The tortoise has been at the preschool for about a year, and young students frequently played with him, sometimes riding his back, Co said. Occasionally, they’d sit out in the picnic area and have lunch with him.

By Tuesday morning, Michelangelo was in stable condition and roaming around the veterinarian’s office. His young preschool friends know the animal “has an ‘owie’ ” and is getting the help he needs, Co said.

Police have arrested a man in connection with the attack, authorities said. It’s believed that George Robles, whom police described as homeless, first broke into the preschool on Wednesday and then returned Saturday, when he assaulted the tortoise, Camarillo said. He was taken into custody after fleeing the scene.

“Abuse of a defenseless animal is intolerable and must be addressed,” acting Police Chief Dave Tindall said in a statement. “This underscores the need for continued collaboration with our mental health professionals.”

Robles was placed on a 72-hour emergency mental health evaluation, according to the San Jose Police Department, but he was later released from jail under circumstances that were not immediately clear.

Preschool staff then discovered Robles back on campus Monday morning before he fled again, authorities said. A crisis intervention team dispatched by San Jose police found and arrested Robles without incident a few hours later.

He is accused of felony animal abuse as well as multiple burglaries and vandalism, Camarillo said. Police say he caused roughly $1,800 in damage to the preschool building and children’s play equipment.
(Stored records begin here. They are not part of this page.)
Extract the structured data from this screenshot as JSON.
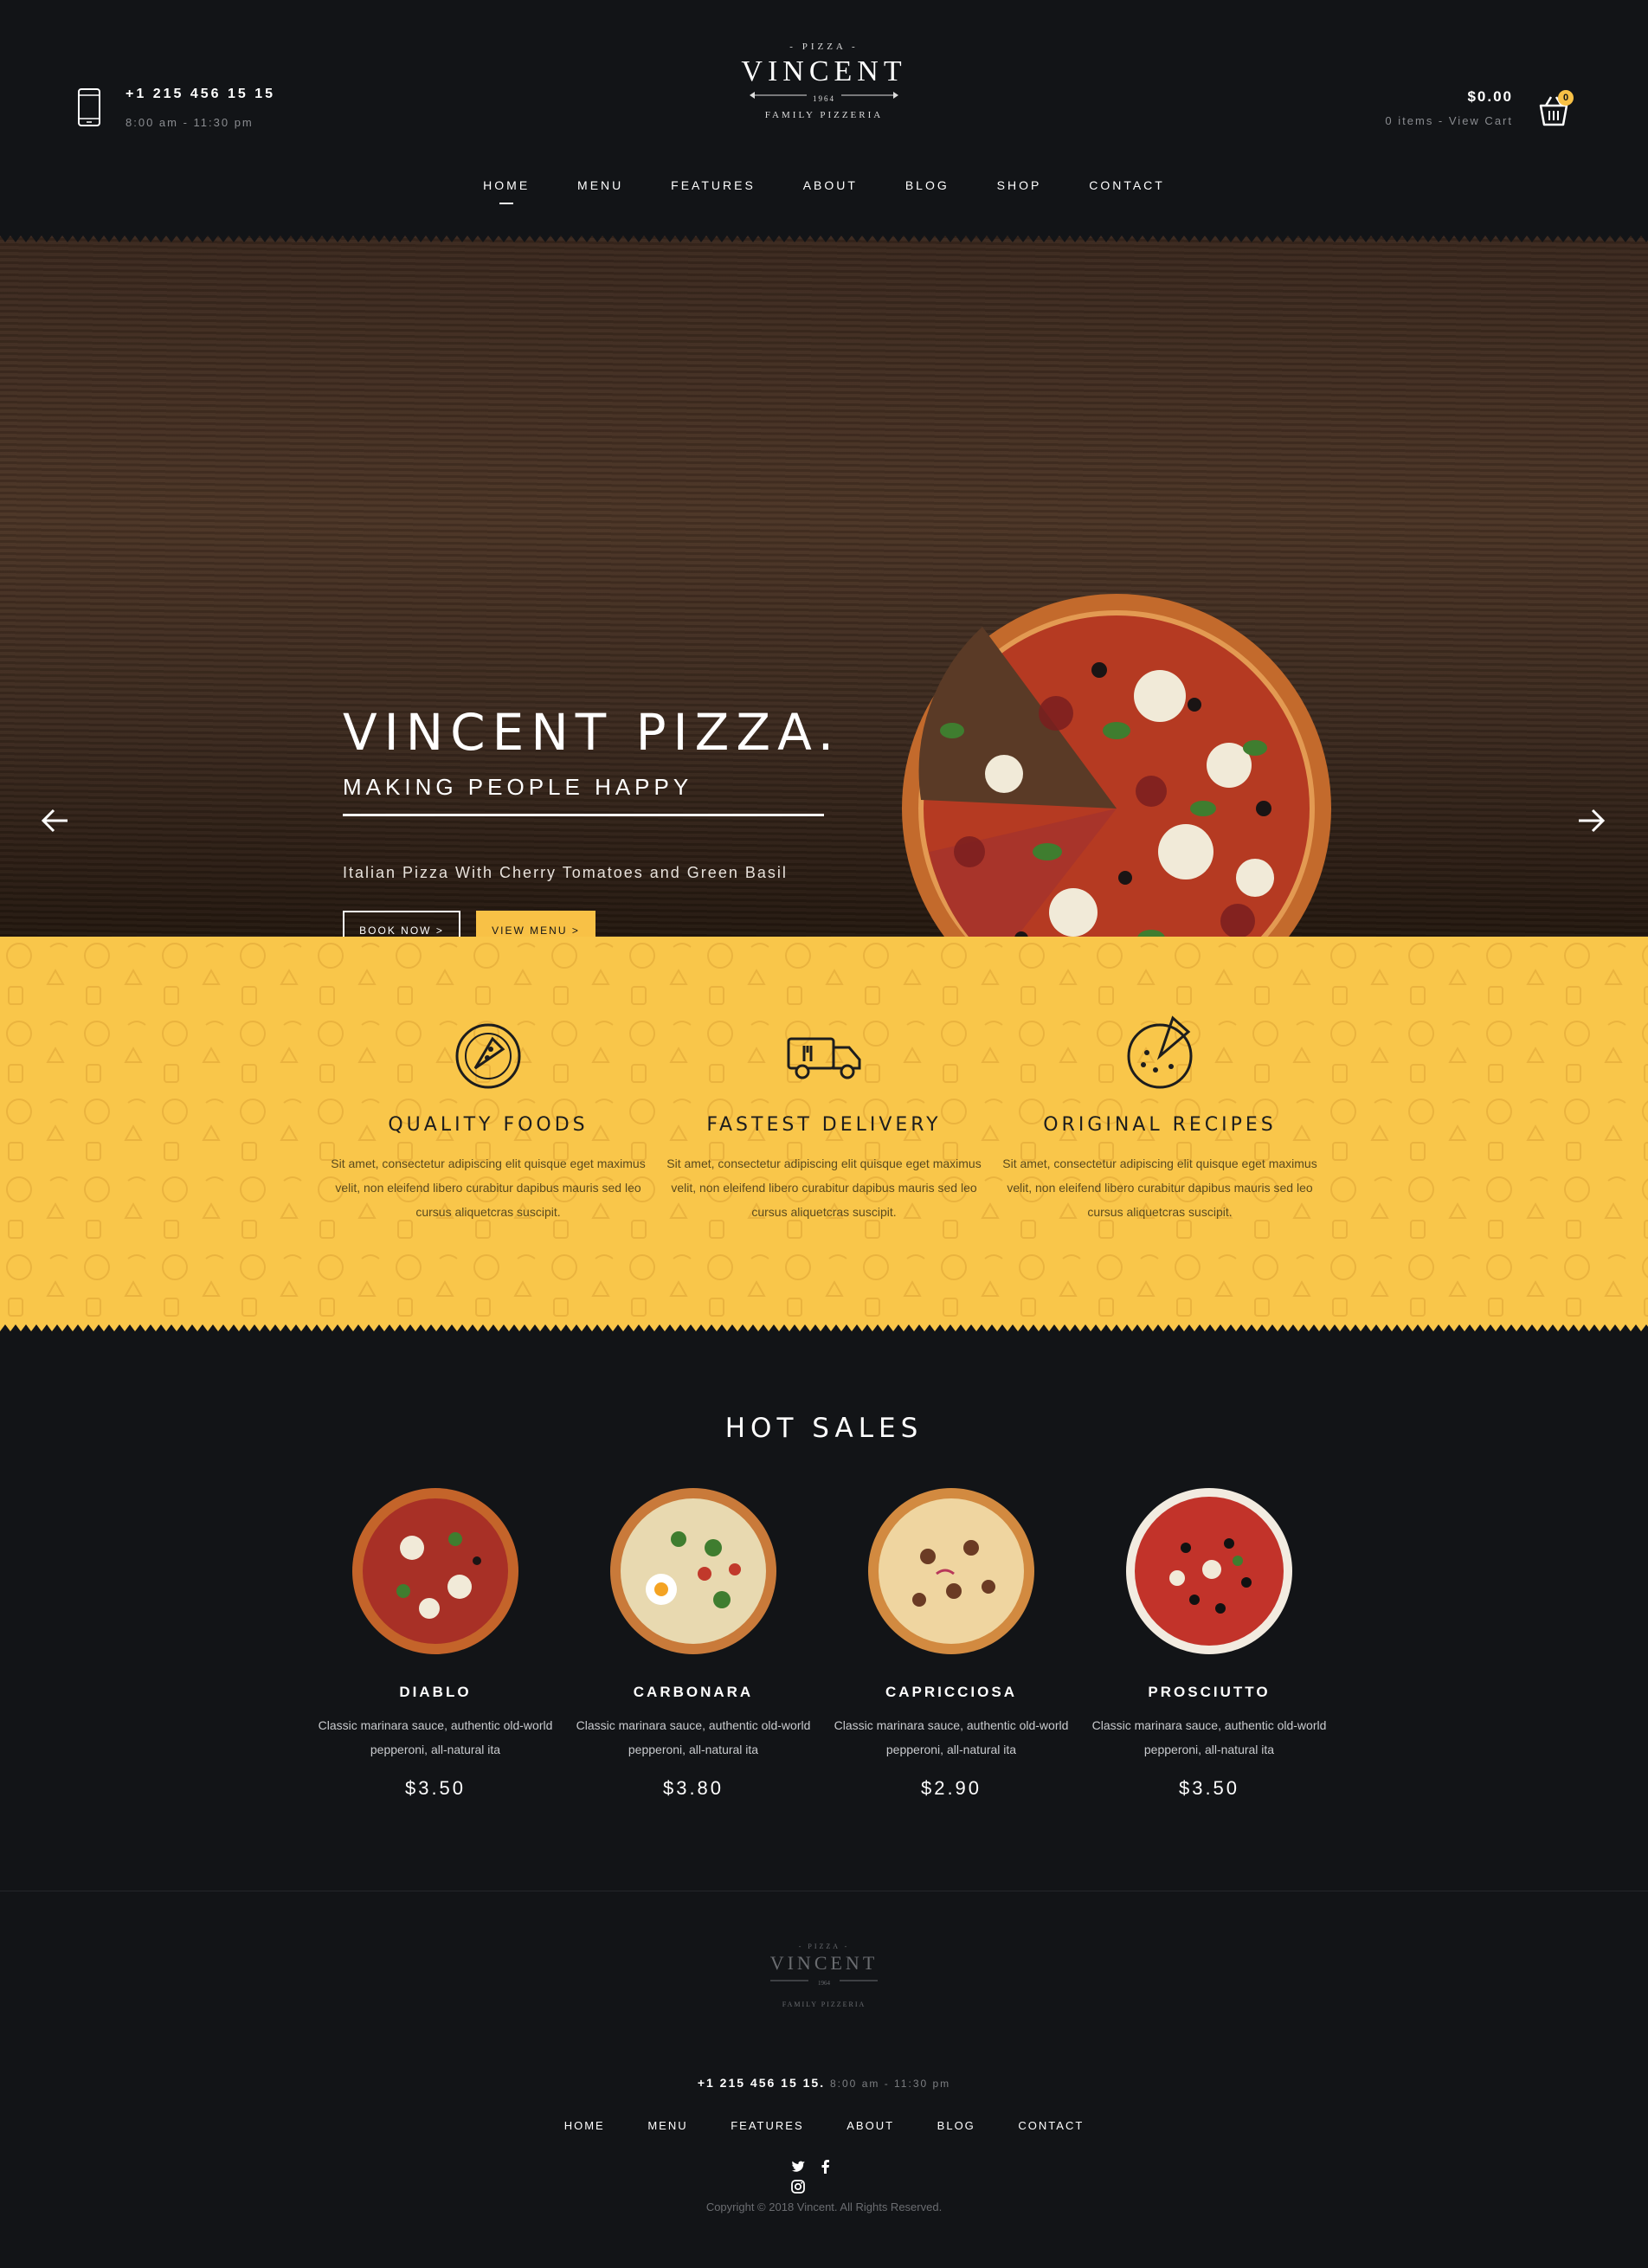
{
  "header": {
    "phone": "+1 215 456 15 15",
    "hours": "8:00 am - 11:30 pm",
    "logo": {
      "top": "- PIZZA -",
      "name": "VINCENT",
      "year": "1964",
      "bottom": "FAMILY PIZZERIA"
    },
    "cart_total": "$0.00",
    "cart_items": "0 items - View Cart",
    "cart_count": "0"
  },
  "nav": {
    "items": [
      {
        "label": "HOME"
      },
      {
        "label": "MENU"
      },
      {
        "label": "FEATURES"
      },
      {
        "label": "ABOUT"
      },
      {
        "label": "BLOG"
      },
      {
        "label": "SHOP"
      },
      {
        "label": "CONTACT"
      }
    ]
  },
  "hero": {
    "title": "VINCENT PIZZA.",
    "subtitle": "MAKING PEOPLE HAPPY",
    "description": "Italian Pizza With Cherry Tomatoes and Green Basil",
    "book_label": "BOOK NOW  >",
    "menu_label": "VIEW MENU  >"
  },
  "features": [
    {
      "title": "QUALITY FOODS",
      "text": "Sit amet, consectetur adipiscing elit quisque eget maximus velit, non eleifend libero curabitur dapibus mauris sed leo cursus aliquetcras suscipit."
    },
    {
      "title": "FASTEST DELIVERY",
      "text": "Sit amet, consectetur adipiscing elit quisque eget maximus velit, non eleifend libero curabitur dapibus mauris sed leo cursus aliquetcras suscipit."
    },
    {
      "title": "ORIGINAL RECIPES",
      "text": "Sit amet, consectetur adipiscing elit quisque eget maximus velit, non eleifend libero curabitur dapibus mauris sed leo cursus aliquetcras suscipit."
    }
  ],
  "hot_sales": {
    "title": "HOT SALES",
    "products": [
      {
        "name": "DIABLO",
        "desc": "Classic marinara sauce, authentic old-world pepperoni, all-natural ita",
        "price": "$3.50"
      },
      {
        "name": "CARBONARA",
        "desc": "Classic marinara sauce, authentic old-world pepperoni, all-natural ita",
        "price": "$3.80"
      },
      {
        "name": "CAPRICCIOSA",
        "desc": "Classic marinara sauce, authentic old-world pepperoni, all-natural ita",
        "price": "$2.90"
      },
      {
        "name": "PROSCIUTTO",
        "desc": "Classic marinara sauce, authentic old-world pepperoni, all-natural ita",
        "price": "$3.50"
      }
    ]
  },
  "footer": {
    "logo": {
      "top": "- PIZZA -",
      "name": "VINCENT",
      "year": "1964",
      "bottom": "FAMILY PIZZERIA"
    },
    "phone": "+1 215 456 15 15.",
    "hours": "8:00 am - 11:30 pm",
    "nav": [
      {
        "label": "HOME"
      },
      {
        "label": "MENU"
      },
      {
        "label": "FEATURES"
      },
      {
        "label": "ABOUT"
      },
      {
        "label": "BLOG"
      },
      {
        "label": "CONTACT"
      }
    ],
    "social": [
      "twitter-icon",
      "facebook-icon",
      "instagram-icon"
    ],
    "copyright": "Copyright © 2018 Vincent. All Rights Reserved."
  },
  "colors": {
    "background": "#121417",
    "accent": "#f8c146",
    "features_bg": "#f9c64a",
    "text": "#ffffff"
  }
}
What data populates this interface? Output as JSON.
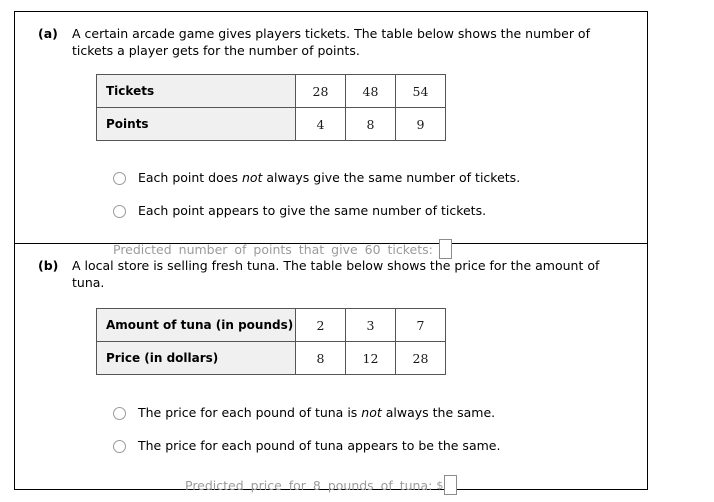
{
  "parts": [
    {
      "label": "(a)",
      "prompt": "A certain arcade game gives players tickets. The table below shows the number of tickets a player gets for the number of points.",
      "table": {
        "rows": [
          {
            "header": "Tickets",
            "values": [
              "28",
              "48",
              "54"
            ]
          },
          {
            "header": "Points",
            "values": [
              "4",
              "8",
              "9"
            ]
          }
        ]
      },
      "choices": [
        {
          "pre": "Each point does ",
          "em": "not",
          "post": " always give the same number of tickets."
        },
        {
          "pre": "Each point appears to give the same number of tickets.",
          "em": "",
          "post": ""
        }
      ],
      "predicted": {
        "text": "Predicted number of points that give 60 tickets:",
        "currency": "",
        "value": ""
      }
    },
    {
      "label": "(b)",
      "prompt": "A local store is selling fresh tuna. The table below shows the price for the amount of tuna.",
      "table": {
        "rows": [
          {
            "header": "Amount of tuna (in pounds)",
            "values": [
              "2",
              "3",
              "7"
            ]
          },
          {
            "header": "Price (in dollars)",
            "values": [
              "8",
              "12",
              "28"
            ]
          }
        ]
      },
      "choices": [
        {
          "pre": "The price for each pound of tuna is ",
          "em": "not",
          "post": " always the same."
        },
        {
          "pre": "The price for each pound of tuna appears to be the same.",
          "em": "",
          "post": ""
        }
      ],
      "predicted": {
        "text": "Predicted price for 8 pounds of tuna:",
        "currency": "$",
        "value": ""
      }
    }
  ],
  "colors": {
    "border": "#000000",
    "table_border": "#555555",
    "header_fill": "#f0f0f0",
    "disabled_text": "#9b9b9b",
    "radio_border": "#9a9a9a"
  }
}
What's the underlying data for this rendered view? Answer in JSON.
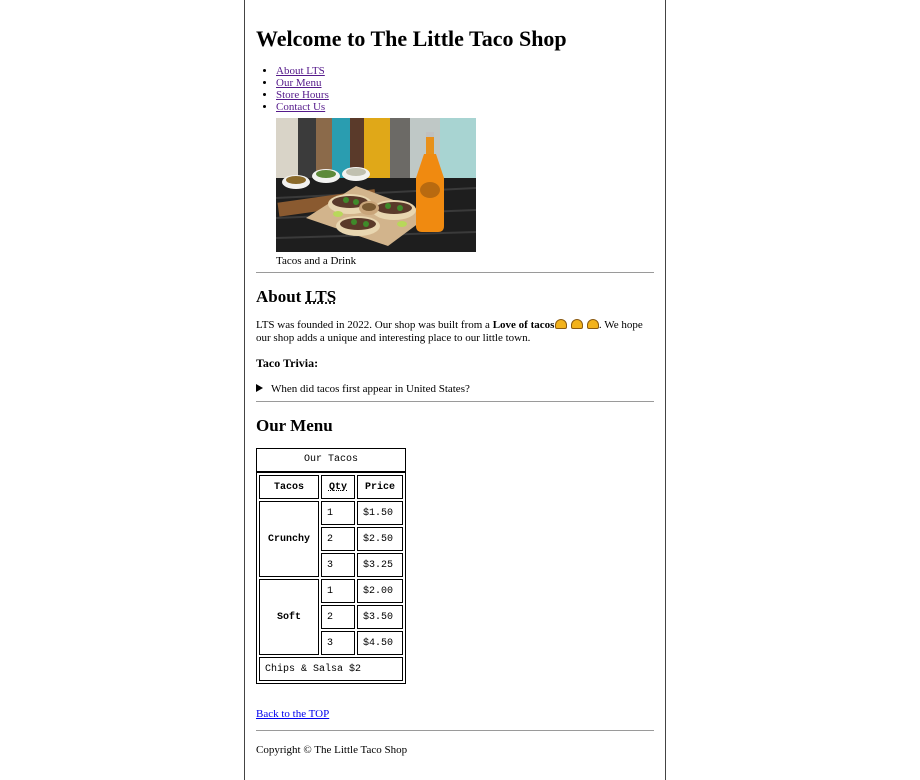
{
  "header": {
    "title": "Welcome to The Little Taco Shop"
  },
  "nav": {
    "items": [
      {
        "label": "About LTS"
      },
      {
        "label": "Our Menu"
      },
      {
        "label": "Store Hours"
      },
      {
        "label": "Contact Us"
      }
    ]
  },
  "figure": {
    "caption": "Tacos and a Drink"
  },
  "about": {
    "heading_prefix": "About ",
    "heading_abbr": "LTS",
    "text_before": "LTS was founded in 2022. Our shop was built from a ",
    "text_bold": "Love of tacos",
    "text_after": ". We hope our shop adds a unique and interesting place to our little town.",
    "trivia_heading": "Taco Trivia:",
    "trivia_question": "When did tacos first appear in United States?"
  },
  "menu": {
    "heading": "Our Menu",
    "caption": "Our Tacos",
    "columns": [
      "Tacos",
      "Qty",
      "Price"
    ],
    "groups": [
      {
        "name": "Crunchy",
        "rows": [
          {
            "qty": "1",
            "price": "$1.50"
          },
          {
            "qty": "2",
            "price": "$2.50"
          },
          {
            "qty": "3",
            "price": "$3.25"
          }
        ]
      },
      {
        "name": "Soft",
        "rows": [
          {
            "qty": "1",
            "price": "$2.00"
          },
          {
            "qty": "2",
            "price": "$3.50"
          },
          {
            "qty": "3",
            "price": "$4.50"
          }
        ]
      }
    ],
    "footer": "Chips & Salsa $2"
  },
  "links": {
    "back_to_top": "Back to the TOP"
  },
  "footer": {
    "copyright": "Copyright © The Little Taco Shop"
  },
  "colors": {
    "visited_link": "#551a8b",
    "link": "#0000ee",
    "border": "#444444"
  },
  "icons": {
    "taco_emoji": "taco-icon",
    "details_marker": "triangle-right-icon"
  }
}
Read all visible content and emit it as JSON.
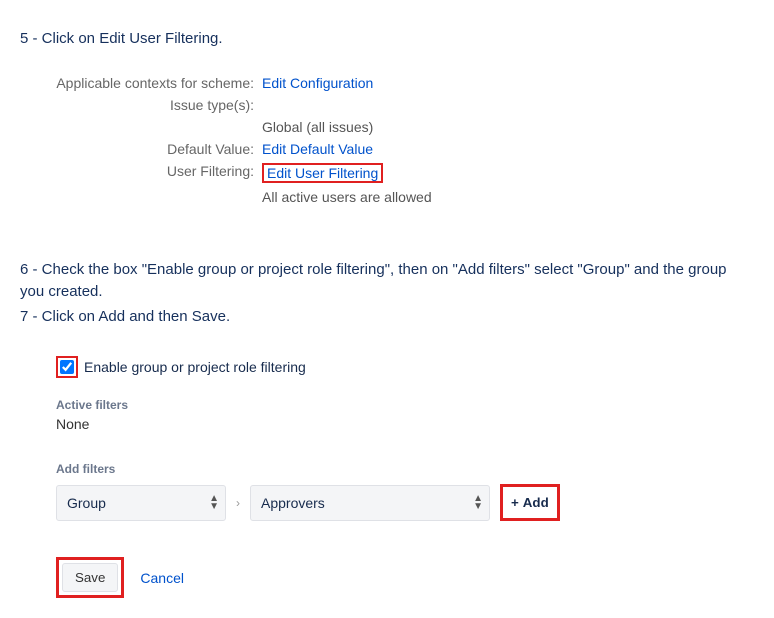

It will take up to two months before Michelangelo is well enough to leave the animal hospital, Solomon said, and he won’t be able to take children for any rides on his back for at least six months.

“Hopefully he will return to us,” Co said. “He’s on the road to recovery right now, and it seems like everything’s going very well.”

The injury apparently hasn’t affected Michelangelo’s appetite. On Tuesday morning, Solomon was at Costco buying bushels of lettuce and other vegetables for the tortoise to eat.

He’s also starting to come out of his shell — literally and figuratively.

Initially shaken, Michelangelo is now letting people pet him and even greets other “patients” at the hospital.

“He’s such a cool tortoise, considering all that’s happened to him,” Solomon said.